The London Times reported “P. Wells, the young Army champion, made a magnificent leap in the high jump. A fortnight ago he beat the official English Native record of 6ft. 5in. by ¼in., only for R.C.Pavitt to clear 6ft. 6in. a few minutes later, but on Saturday, Wells raised the figure to 6ft. 6⅜in., Pavitt being second at 6ft. 4in.”

The Western Daily Press reported “Peter Wells, 20-year-old Londoner, became the new English native high jump record holder, when he cleared 6ft. 6⅜in. at St. George Grammar School playing fields at Whitehall. This amazing jump is seen in its true light when it is remembered that the Olympic high jump was won last year by Webster (actually Jack Winter), the Australian, with 6ft. 6in. In Peter Wells and Ron Pavitt, England has two high jumpers able to challenge the world. The contest between them after the bar had reached 6ft. forced the officials to stop the track events, and a large crowd watched spellbound."

"The story of these two young jumpers really started a fortnight ago at White City. At that time the English native record had stood for 28 years to B. Howard Baker, the old Corinthian goalkeeper, at 6ft. 5in.
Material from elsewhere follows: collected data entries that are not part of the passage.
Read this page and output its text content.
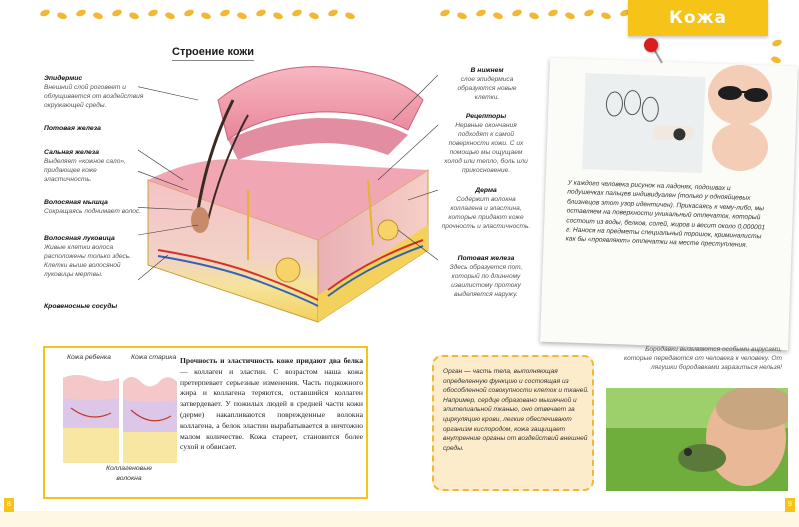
Кожа
Строение кожи
Эпидермис
Внешний слой роговеет и облущивается от воздействия окружающей среды.
Потовая железа
Сальная железа
Выделяет «кожное сало», придающее коже эластичность.
Волосяная мышца
Сокращаясь поднимает волос.
Волосяная луковица
Живые клетки волоса расположены только здесь. Клетки выше волосяной луковицы мертвы.
Кровеносные сосуды
В нижнем
слое эпидермиса образуются новые клетки.
Рецепторы
Нервные окончания подходят к самой поверхности кожи. С их помощью мы ощущаем холод или тепло, боль или прикосновение.
Дерма
Содержит волокна коллагена и эластина, которые придают коже прочность и эластичность.
Потовая железа
Здесь образуется пот, который по длинному извилистому протоку выделяется наружу.
У каждого человека рисунок на ладонях, подошвах и подушечках пальцев индивидуален (только у однояйцевых близнецов этот узор идентичен). Прикасаясь к чему-либо, мы оставляем на поверхности уникальный отпечаток, который состоит из воды, белков, солей, жиров и весит около 0,000001 г. Нанося на предметы специальный порошок, криминалисты как бы «проявляют» отпечатки на месте преступления.
Кожа ребенка	Кожа старика
Коллагеновые волокна
Прочность и эластичность коже придают два белка — коллаген и эластин. С возрастом наша кожа претерпевает серьезные изменения. Часть подкожного жира и коллагена теряются, оставшийся коллаген затвердевает. У пожилых людей в средней части кожи (дерме) накапливаются поврежденные волокна коллагена, а белок эластин вырабатывается в ничтожно малом количестве. Кожа стареет, становится более сухой и обвисает.

Орган — часть тела, выполняющая определенную функцию и состоящая из обособленной совокупности клеток и тканей. Например, сердце образовано мышечной и эпителиальной тканью, оно отвечает за циркуляцию крови, легкие обеспечивают организм кислородом, кожа защищает внутренние органы от воздействий внешней среды.

Бородавки вызываются особыми вирусами, которые передаются от человека к человеку. От лягушки бородавками заразиться нельзя!
8	9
Wells, who two years ago was Public Schools champion at 6ft. 1in., then broke the record with 6ft. 5¼in., only to have Pavitt take it from him five minutes later with 6ft. 6in."

"They continued their contest on Saturday. At 6ft. 2in., Pavitt, using the straddle jump, failed with his first attempt, but was clear next time. Wells who is taller and uses the western roll was over with his first jump. Up went the bar to 6ft. 4in., and Pavitt hurled himself over to become the first man ever to clear that height in Bristol. The crowd had caught the tension and there was absolute silence as each man concentrated on the towering and slender bar. When Wells dislodged it with a light touch with his first attempt at 6ft. 4in. there was a sympathetic groan followed by an enthusiastic burst of cheering when he was clear with his second attempt. Then it was 6ft. 6⅜in., and Pavitt and Wells went after a new native record. The shuntering of a train passing the bottom of the field destroyed the tension for a couple minutes at this stage, and everybody relaxed and waited for it to pass. Pavitt clipped the bar at his first attempt, but Wells, who has a bounding rhythmic action, was over first time. Wild cheering greeted his effort, and Pavitt was the first to race up and congratulate him. Only the slightest touch with his third and last attempt robbed Pavitt of becoming joint holder. Wells is at present in the Army, but is to be demobilised shortly and will then take up an accountancy career."